Der direkte Diskurs zwischen den entgegengesetzten Weltbildern und der offene und ehrliche Diaolog, den beide in diesem Buch führen, hat für Furore gesorgt. Harris wurde von anderen (gleichfalls sehr scharfen) Islamkritikern unterstellt, er sei auf einmal „nachgiebig“ geworden, da er sich überhaupt auf so ein Gespräch eingelassen habe. Der Liberale Nawaz bekam von seitens seiner eigenen Glaubensgenossen wiederum ironischerweise den Vorwurf, Islamophobie schüren zu wollen [siehe Video]. Beide Unterstellungen finde ich persönlich gleich lächerlich und unüberlegt, was mir wieder einmal beweist wie dermaßen undifferenziert und stur „gefangen“ in ihren jeweiligen Meinungen der Großteil der Leute zu sein scheinen, traurigerweise. Hier sind zwei Personen, mit teils sehr unterschiedlichen Anschauungen und Ansichten, ja - vor allem was die metaphysische Ebene (und die grundsätzlich philosophische Frage nach Gott usw.) betrifft - aber beide sind bereit, auf den anderen einzugehen, sich selbst kritisch zu hinterfragen, Überschneidungen zu suchen und dadurch einen gemeinsamen Konsens zu finden. Ist das nichts?

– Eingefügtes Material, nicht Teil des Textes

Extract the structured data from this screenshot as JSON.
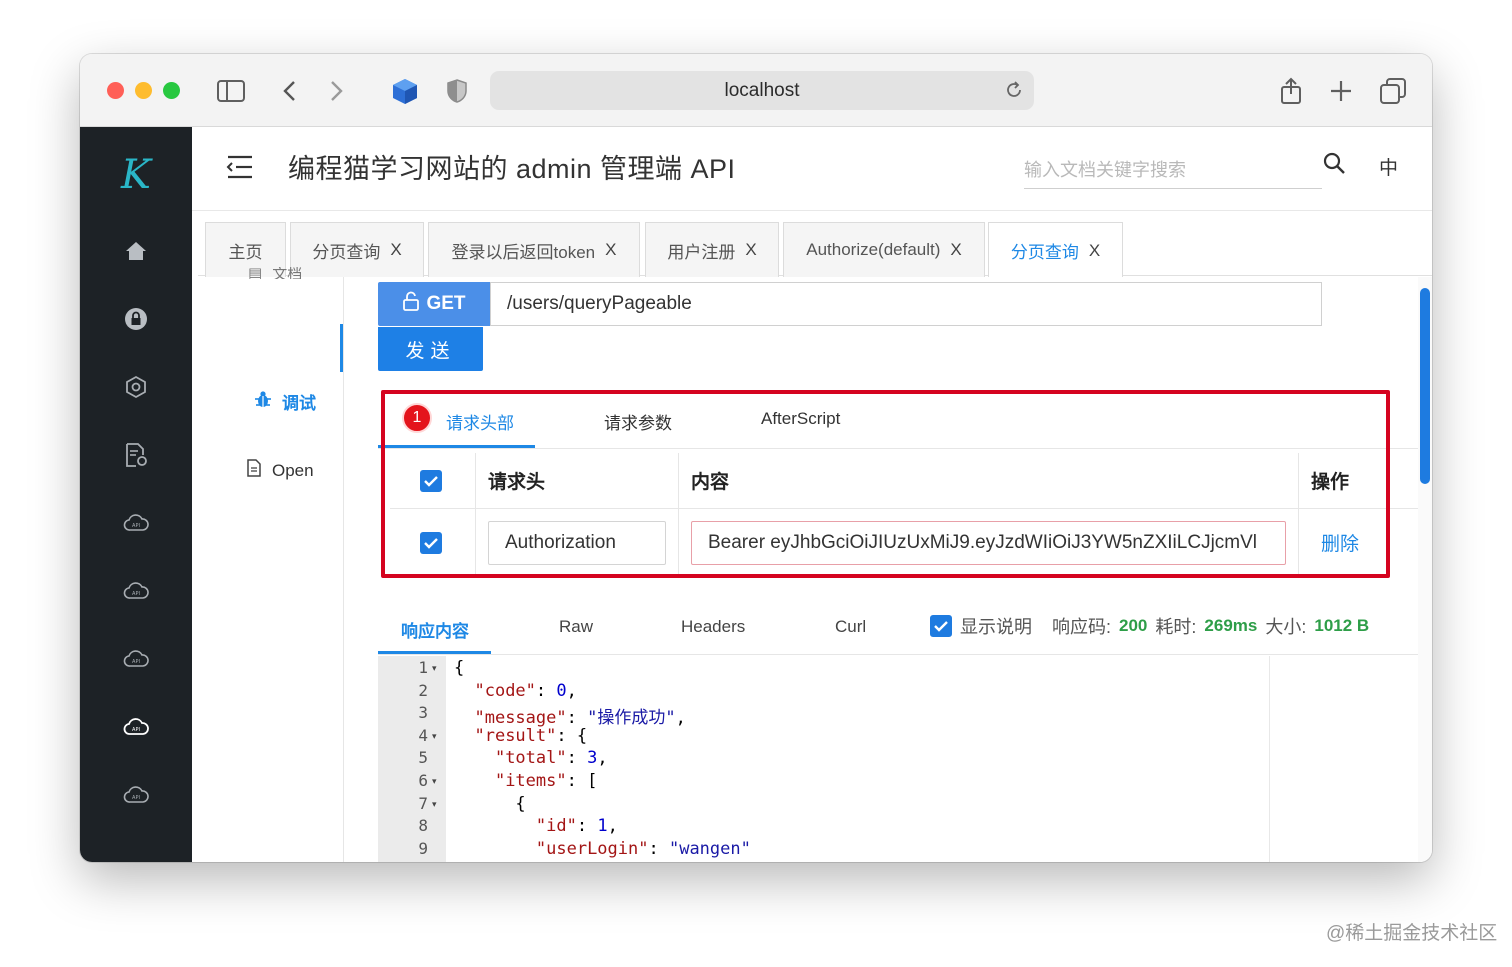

„In der Islam- und Integrationsdebatte haben sich die Fronten verhärtet: Während die einen jegliche Kritik an der patriarchalen Herrschaftskultur des orthodoxen Islam ablehnen, schüren die anderen eine gefährliche Muslim-Feindlichkeit, die die beträchtlichen Differenzen innerhalb des ‚muslimischen Spektrums‘ unzulässig ausblendet“, heißt es in einer Broschüre aus der KIK (Kritische Islamkonferenz Deutschland) von der Giordano-Bruno-Stiftung (gbs). Genau diesen äußerst deprimierenden Eindruck gewinne ich selbst auch - zurzeit vielleicht leider stärker dennje. Keines der ganzen jeweiligen „Lager“ (ob nun politisch oder religiös motiviert) erscheint mir momentan differenziert und vernünftig genug zu sein. Während die einen beispielsweise aus Unwissenheit heraus plumpe Hetze schüren, üben sich andere wiederum naiv aus übertriebener Angst vor genau diesem Vorwurf in gefährlicher Apologetik, die in meinen Augen absolut kontraproduktiv ist. (Sehr lesenwerter Beitrag auch darüber zu finden hier)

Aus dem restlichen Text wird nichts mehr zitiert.